Postanowiliśmy wykonać fortel. Zadzwoniłam z innego numeru telefonu i nagle szok- odebrali od razu. Po zgłoszeniu reklamacji dowiedziałam się że „jeżeli już tak się upieram nad zamianą tej pizzy, to za dwie, trzy godziny mogą mi dostarczyć właściwą” Jako że byłoby to za długie oczekiwanie, postanowiliśmy jednak skonsumować tą która jest. Po chwili wyskoczyła kolejna niespodzianka, przy jednym z kawałków dania znajdował się włos. Znajdował się zatopiony w serze, dodatkowo przyciśnięty kawałkiem ananasa. Tego było już za wiele. Kolejne próby dodzwonienia się do pizzerii nie przynosiły skutku, więc znowu trzeba było dzwonić z innego numeru. Oczywiście tym razem odebrali.
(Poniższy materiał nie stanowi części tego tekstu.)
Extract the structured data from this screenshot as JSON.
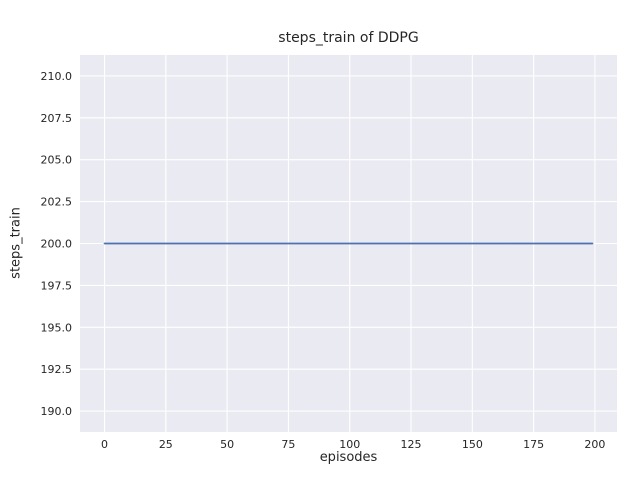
{
  "chart_data": {
    "type": "line",
    "title": "steps_train of DDPG",
    "xlabel": "episodes",
    "ylabel": "steps_train",
    "xlim": [
      -10,
      209
    ],
    "ylim": [
      188.75,
      211.25
    ],
    "xticks": [
      0,
      25,
      50,
      75,
      100,
      125,
      150,
      175,
      200
    ],
    "xtick_labels": [
      "0",
      "25",
      "50",
      "75",
      "100",
      "125",
      "150",
      "175",
      "200"
    ],
    "yticks": [
      190.0,
      192.5,
      195.0,
      197.5,
      200.0,
      202.5,
      205.0,
      207.5,
      210.0
    ],
    "ytick_labels": [
      "190.0",
      "192.5",
      "195.0",
      "197.5",
      "200.0",
      "202.5",
      "205.0",
      "207.5",
      "210.0"
    ],
    "grid": true,
    "legend_position": "none",
    "series": [
      {
        "name": "steps_train (DDPG)",
        "x": [
          0,
          199
        ],
        "y": [
          200,
          200
        ],
        "color": "#4c72b0"
      }
    ],
    "colors": {
      "figure_background": "#ffffff",
      "axes_background": "#eaeaf2",
      "grid": "#ffffff",
      "text": "#262626",
      "line": "#4c72b0"
    }
  }
}
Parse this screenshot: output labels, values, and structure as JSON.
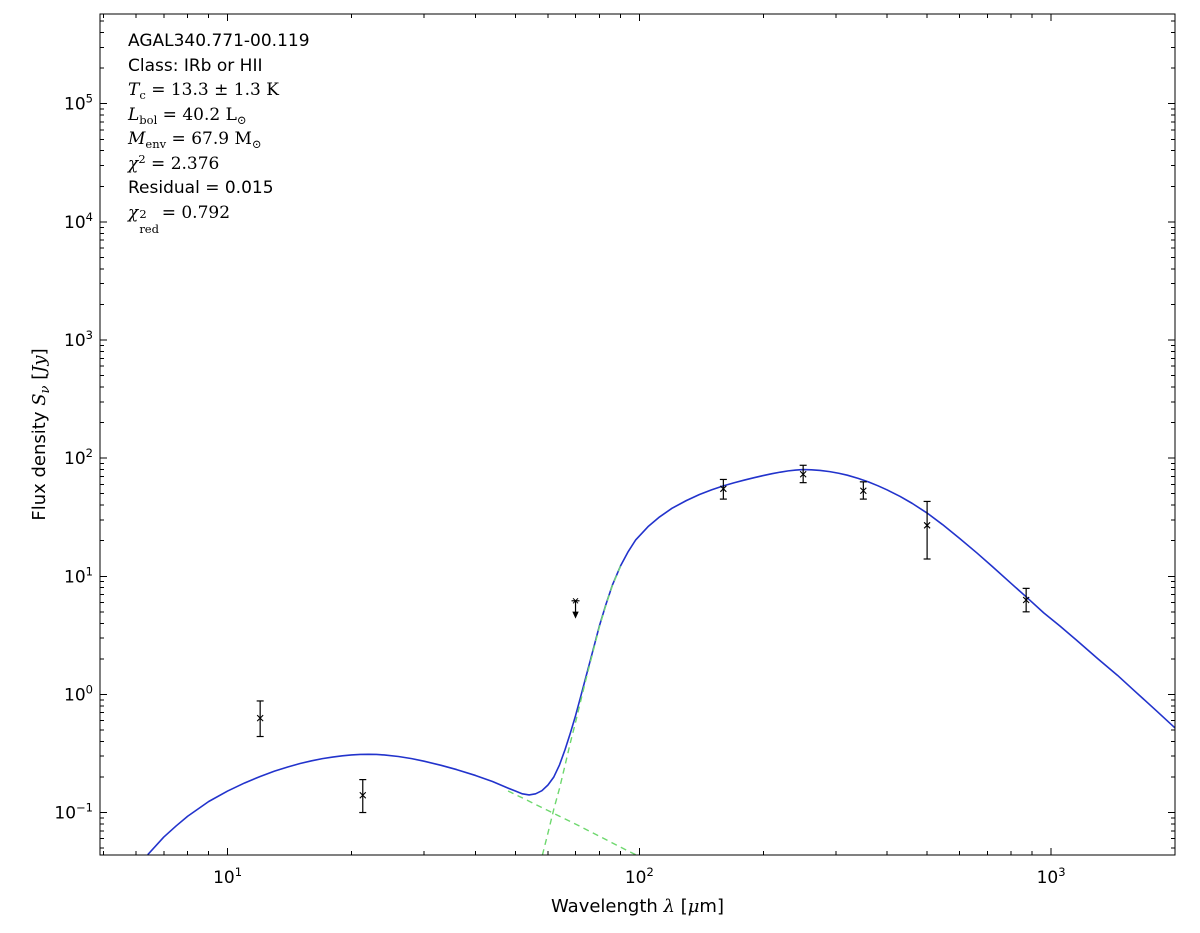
{
  "figure": {
    "background": "#ffffff",
    "frame_color": "#000000",
    "text_color": "#000000"
  },
  "annotation": {
    "lines": [
      {
        "parts": [
          {
            "text": "AGAL340.771-00.119",
            "style": "sans"
          }
        ]
      },
      {
        "parts": [
          {
            "text": "Class: IRb or HII",
            "style": "sans"
          }
        ]
      },
      {
        "parts": [
          {
            "text": "T",
            "style": "it"
          },
          {
            "text": "c",
            "style": "sub"
          },
          {
            "text": " = 13.3 ± 1.3 K",
            "style": "rm"
          }
        ]
      },
      {
        "parts": [
          {
            "text": "L",
            "style": "it"
          },
          {
            "text": "bol",
            "style": "sub"
          },
          {
            "text": " = 40.2 L",
            "style": "rm"
          },
          {
            "text": "⊙",
            "style": "sub"
          }
        ]
      },
      {
        "parts": [
          {
            "text": "M",
            "style": "it"
          },
          {
            "text": "env",
            "style": "sub"
          },
          {
            "text": " = 67.9 M",
            "style": "rm"
          },
          {
            "text": "⊙",
            "style": "sub"
          }
        ]
      },
      {
        "parts": [
          {
            "text": "χ",
            "style": "it"
          },
          {
            "text": "2",
            "style": "sup"
          },
          {
            "text": " = 2.376",
            "style": "rm"
          }
        ]
      },
      {
        "parts": [
          {
            "text": "Residual = 0.015",
            "style": "sans"
          }
        ]
      },
      {
        "parts": [
          {
            "text": "χ",
            "style": "it"
          },
          {
            "sup": "2",
            "sub": "red",
            "style": "supsub"
          },
          {
            "text": " = 0.792",
            "style": "rm"
          }
        ]
      }
    ]
  },
  "chart_data": {
    "type": "line",
    "title": "",
    "xlabel": "Wavelength λ [μm]",
    "ylabel": "Flux density Sν [Jy]",
    "xscale": "log",
    "yscale": "log",
    "xlim": [
      4.9,
      2000
    ],
    "ylim": [
      0.0437,
      575000
    ],
    "x_major_ticks": [
      10,
      100,
      1000
    ],
    "x_major_tick_exponents": [
      1,
      2,
      3
    ],
    "y_major_ticks": [
      0.1,
      1,
      10,
      100,
      1000,
      10000,
      100000
    ],
    "y_major_tick_exponents": [
      -1,
      0,
      1,
      2,
      3,
      4,
      5
    ],
    "grid": false,
    "legend": "none",
    "xlabel_parts": [
      {
        "text": "Wavelength ",
        "style": "sans"
      },
      {
        "text": "λ",
        "style": "it"
      },
      {
        "text": " [",
        "style": "sans"
      },
      {
        "text": "μ",
        "style": "it"
      },
      {
        "text": "m]",
        "style": "sans"
      }
    ],
    "ylabel_parts": [
      {
        "text": "Flux density ",
        "style": "sans"
      },
      {
        "text": "S",
        "style": "it"
      },
      {
        "text": "ν",
        "style": "subit"
      },
      {
        "text": " [",
        "style": "sans"
      },
      {
        "text": "Jy",
        "style": "it"
      },
      {
        "text": "]",
        "style": "sans"
      }
    ],
    "series": [
      {
        "name": "total-model-fit",
        "color": "#2233cc",
        "line": "solid",
        "width": 1.6,
        "points": [
          [
            6.4,
            0.044
          ],
          [
            7,
            0.062
          ],
          [
            7.5,
            0.077
          ],
          [
            8,
            0.093
          ],
          [
            9,
            0.124
          ],
          [
            10,
            0.152
          ],
          [
            11,
            0.178
          ],
          [
            12,
            0.202
          ],
          [
            13,
            0.224
          ],
          [
            14,
            0.243
          ],
          [
            15,
            0.26
          ],
          [
            16,
            0.274
          ],
          [
            17,
            0.286
          ],
          [
            18,
            0.295
          ],
          [
            19,
            0.302
          ],
          [
            20,
            0.307
          ],
          [
            21,
            0.31
          ],
          [
            22,
            0.311
          ],
          [
            23,
            0.31
          ],
          [
            24,
            0.307
          ],
          [
            26,
            0.298
          ],
          [
            28,
            0.286
          ],
          [
            30,
            0.272
          ],
          [
            33,
            0.251
          ],
          [
            36,
            0.231
          ],
          [
            40,
            0.206
          ],
          [
            44,
            0.183
          ],
          [
            48,
            0.161
          ],
          [
            50,
            0.152
          ],
          [
            52,
            0.144
          ],
          [
            54,
            0.141
          ],
          [
            56,
            0.144
          ],
          [
            58,
            0.153
          ],
          [
            60,
            0.171
          ],
          [
            62,
            0.2
          ],
          [
            64,
            0.253
          ],
          [
            66,
            0.34
          ],
          [
            68,
            0.47
          ],
          [
            70,
            0.66
          ],
          [
            72,
            0.95
          ],
          [
            74,
            1.36
          ],
          [
            76,
            1.93
          ],
          [
            78,
            2.72
          ],
          [
            80,
            3.8
          ],
          [
            83,
            5.8
          ],
          [
            86,
            8.4
          ],
          [
            90,
            12.2
          ],
          [
            94,
            16.2
          ],
          [
            98,
            20.3
          ],
          [
            105,
            26.3
          ],
          [
            112,
            31.8
          ],
          [
            120,
            37.6
          ],
          [
            130,
            43.7
          ],
          [
            140,
            49.2
          ],
          [
            150,
            54
          ],
          [
            160,
            58.2
          ],
          [
            170,
            61.9
          ],
          [
            180,
            65.2
          ],
          [
            190,
            68.3
          ],
          [
            200,
            71.2
          ],
          [
            210,
            73.8
          ],
          [
            220,
            76.1
          ],
          [
            230,
            78
          ],
          [
            240,
            79.3
          ],
          [
            250,
            80
          ],
          [
            262,
            79.7
          ],
          [
            275,
            78.7
          ],
          [
            290,
            76.9
          ],
          [
            305,
            74.5
          ],
          [
            320,
            71.7
          ],
          [
            340,
            67.4
          ],
          [
            360,
            62.9
          ],
          [
            380,
            58.3
          ],
          [
            400,
            53.8
          ],
          [
            430,
            47.4
          ],
          [
            460,
            41.4
          ],
          [
            500,
            34.3
          ],
          [
            545,
            27.4
          ],
          [
            600,
            20.9
          ],
          [
            660,
            15.8
          ],
          [
            720,
            12.1
          ],
          [
            800,
            8.7
          ],
          [
            870,
            6.7
          ],
          [
            960,
            4.9
          ],
          [
            1050,
            3.8
          ],
          [
            1150,
            2.9
          ],
          [
            1300,
            2.0
          ],
          [
            1450,
            1.45
          ],
          [
            1600,
            1.06
          ],
          [
            1800,
            0.73
          ],
          [
            2000,
            0.52
          ]
        ]
      },
      {
        "name": "warm-component",
        "color": "#6ed86e",
        "line": "dashed",
        "width": 1.4,
        "points": [
          [
            48,
            0.152
          ],
          [
            52,
            0.133
          ],
          [
            56,
            0.117
          ],
          [
            60,
            0.104
          ],
          [
            64,
            0.093
          ],
          [
            68,
            0.084
          ],
          [
            72,
            0.076
          ],
          [
            76,
            0.069
          ],
          [
            80,
            0.063
          ],
          [
            85,
            0.0565
          ],
          [
            90,
            0.051
          ],
          [
            95,
            0.0463
          ],
          [
            100,
            0.0425
          ],
          [
            103,
            0.0405
          ]
        ]
      },
      {
        "name": "cold-component",
        "color": "#6ed86e",
        "line": "dashed",
        "width": 1.4,
        "points": [
          [
            52,
            0.011
          ],
          [
            54,
            0.018
          ],
          [
            56,
            0.027
          ],
          [
            58,
            0.042
          ],
          [
            60,
            0.067
          ],
          [
            62,
            0.107
          ],
          [
            64,
            0.16
          ],
          [
            66,
            0.25
          ],
          [
            68,
            0.39
          ],
          [
            70,
            0.58
          ],
          [
            72,
            0.87
          ],
          [
            74,
            1.29
          ],
          [
            76,
            1.86
          ],
          [
            78,
            2.65
          ],
          [
            80,
            3.74
          ],
          [
            83,
            5.74
          ],
          [
            86,
            8.34
          ],
          [
            90,
            12.15
          ]
        ]
      }
    ],
    "data_points": [
      {
        "wavelength": 12,
        "flux": 0.63,
        "flux_lo": 0.44,
        "flux_hi": 0.88
      },
      {
        "wavelength": 21.3,
        "flux": 0.14,
        "flux_lo": 0.1,
        "flux_hi": 0.19
      },
      {
        "wavelength": 160,
        "flux": 55,
        "flux_lo": 45,
        "flux_hi": 66
      },
      {
        "wavelength": 250,
        "flux": 73,
        "flux_lo": 62,
        "flux_hi": 87
      },
      {
        "wavelength": 350,
        "flux": 53,
        "flux_lo": 45,
        "flux_hi": 63
      },
      {
        "wavelength": 500,
        "flux": 27,
        "flux_lo": 14,
        "flux_hi": 43
      },
      {
        "wavelength": 870,
        "flux": 6.3,
        "flux_lo": 5.0,
        "flux_hi": 7.9
      }
    ],
    "upper_limits": [
      {
        "wavelength": 70,
        "flux": 6.2,
        "arrow_to": 4.55
      }
    ],
    "marker": {
      "type": "x",
      "color": "#000000"
    }
  }
}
Kiedy wyjaśniłam im co znalazłam w pizzy, mężczyzna, który odebrał telefon stwierdził iż jest to niemożliwe, gdyż kucharz, który przyrządza dania jest łysy i w żaden sposób nie mógł więc zgubić włosa.
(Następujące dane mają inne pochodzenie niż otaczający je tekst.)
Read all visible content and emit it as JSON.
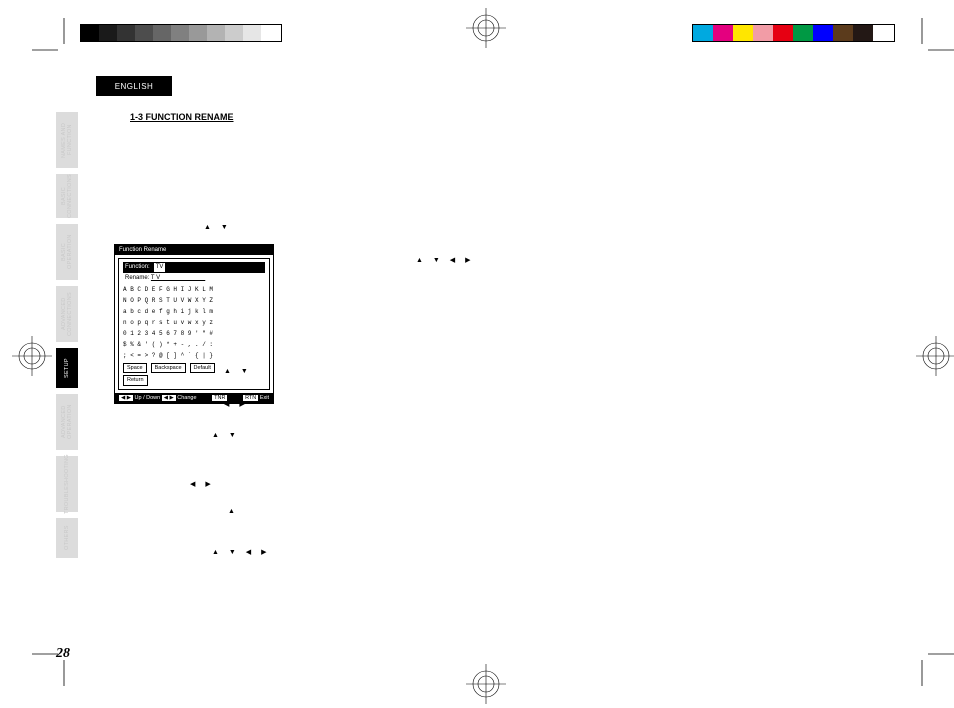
{
  "page": {
    "number": "28",
    "language_tab": "ENGLISH",
    "section_title": "1-3  FUNCTION RENAME"
  },
  "side_tabs": [
    {
      "label": "NAMES AND FUNCTION",
      "active": false,
      "h": "h1"
    },
    {
      "label": "BASIC CONNECTIONS",
      "active": false,
      "h": "h2"
    },
    {
      "label": "BASIC OPERATION",
      "active": false,
      "h": "h1"
    },
    {
      "label": "ADVANCED CONNECTIONS",
      "active": false,
      "h": "h1"
    },
    {
      "label": "SETUP",
      "active": true,
      "h": "h3"
    },
    {
      "label": "ADVANCED OPERATION",
      "active": false,
      "h": "h1"
    },
    {
      "label": "TROUBLESHOOTING",
      "active": false,
      "h": "h1"
    },
    {
      "label": "OTHERS",
      "active": false,
      "h": "h3"
    }
  ],
  "osd": {
    "title": "Function Rename",
    "function_label": "Function:",
    "function_value": "TV",
    "rename_label": "Rename:",
    "rename_value": "T V _ _ _ _ _ _ _ _ _",
    "rows": [
      "A B C D E F G H I J K L M",
      "N O P Q R S T U V W X Y Z",
      "a b c d e f g h i j k l m",
      "n o p q r s t u v w x y z",
      "0 1 2 3 4 5 6 7 8 9 ' \" #",
      "$ % & ' ( ) * + - , . / :",
      "; < = > ? @ [ ] ^ ` { | }"
    ],
    "buttons": [
      "Space",
      "Backspace",
      "Default"
    ],
    "return": "Return",
    "footer_left_a": "◀ ▶",
    "footer_left_b": "Up / Down",
    "footer_left_c": "◀ ▶",
    "footer_left_d": "Change",
    "footer_mid": "TNR",
    "footer_right_a": "RTN",
    "footer_right_b": "Exit"
  },
  "triangles": {
    "t1": "▲  ▼",
    "t2": "▲ ▼ ◀  ▶",
    "t3": "▲  ▼",
    "t4": "◀  ▶",
    "t5": "▲  ▼",
    "t6": "◀ ▶",
    "t7": "▲",
    "t8": "▲ ▼ ◀   ▶"
  },
  "colorbars": {
    "gray_steps": [
      "#000000",
      "#1a1a1a",
      "#333333",
      "#4d4d4d",
      "#666666",
      "#808080",
      "#999999",
      "#b3b3b3",
      "#cccccc",
      "#e6e6e6",
      "#ffffff"
    ],
    "colors": [
      "#00a9e0",
      "#e4007f",
      "#ffe600",
      "#f29ca6",
      "#e60012",
      "#009944",
      "#0000ff",
      "#5b3b1c",
      "#231815",
      "#ffffff"
    ]
  },
  "registration": {
    "crop_len": 26,
    "target_r_outer": 13,
    "target_r_inner": 8
  }
}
Kategoryczne żądanie wymiany pizzy przyniosło obietnicę, żeby zadzwonić jutro to coś w tej sprawie wymyślą.

Następnego dnia wieczorem usłyszałam, iż jeżeli kierowca będzie gdzieś w pobliżu, to postara się tą nieszczęsną pizzę wymienić. Oczywiście nikt się nie pojawił.
Postanowiłam więc porozmawiać w tej sprawie z właścicielem lokalu, jednakże okazało się że właściciel jest praktycznie nieuchwytny i rozmowa z nim jest niemożliwa.

Nie sądziłam że w dzisiejszych czasach klient, który nie jest zadowolony z jakości danego produktu nie będzie miał najmniejszej możliwości zareklamowania go, i na dodatek zostanie całkowicie zlekceważony - kończy pani Katarzyna.

We wtorek odwiedziłem lokal, w celu uzyskania opinii na zaistniałą sytuacją.
Mężczyzna stojący za ladą stwierdził, iż u niego żadna kobieta nie pracuje więc włos nie jest od niego. Na pytanie czy zamierza w jakikolwiek sposób przyjąć reklamację od pani Katarzyny delikatnie mówiąc wyprosił mnie z lokalu. Nie dostałem również odpowiedzi na pytanie o jakiej kobiecie mówi. Czyżby było tyle reklamacji, iż zaczęły się one mylić? Także kucharz, który na zapleczu przyrządzał pizzę w żaden sposób nie wyglądał na łysego.

Obecnie praktycznie w każdym przypadku osoba, która znajduje w jedzeniu coś obrzydliwego, zostaje przynajmniej przeproszona. Jak widać zdarzają się jednak sytuacje, kiedy nikt nie poczuwa się do winy.

O całej sprawie poinformowaliśmy sanepid.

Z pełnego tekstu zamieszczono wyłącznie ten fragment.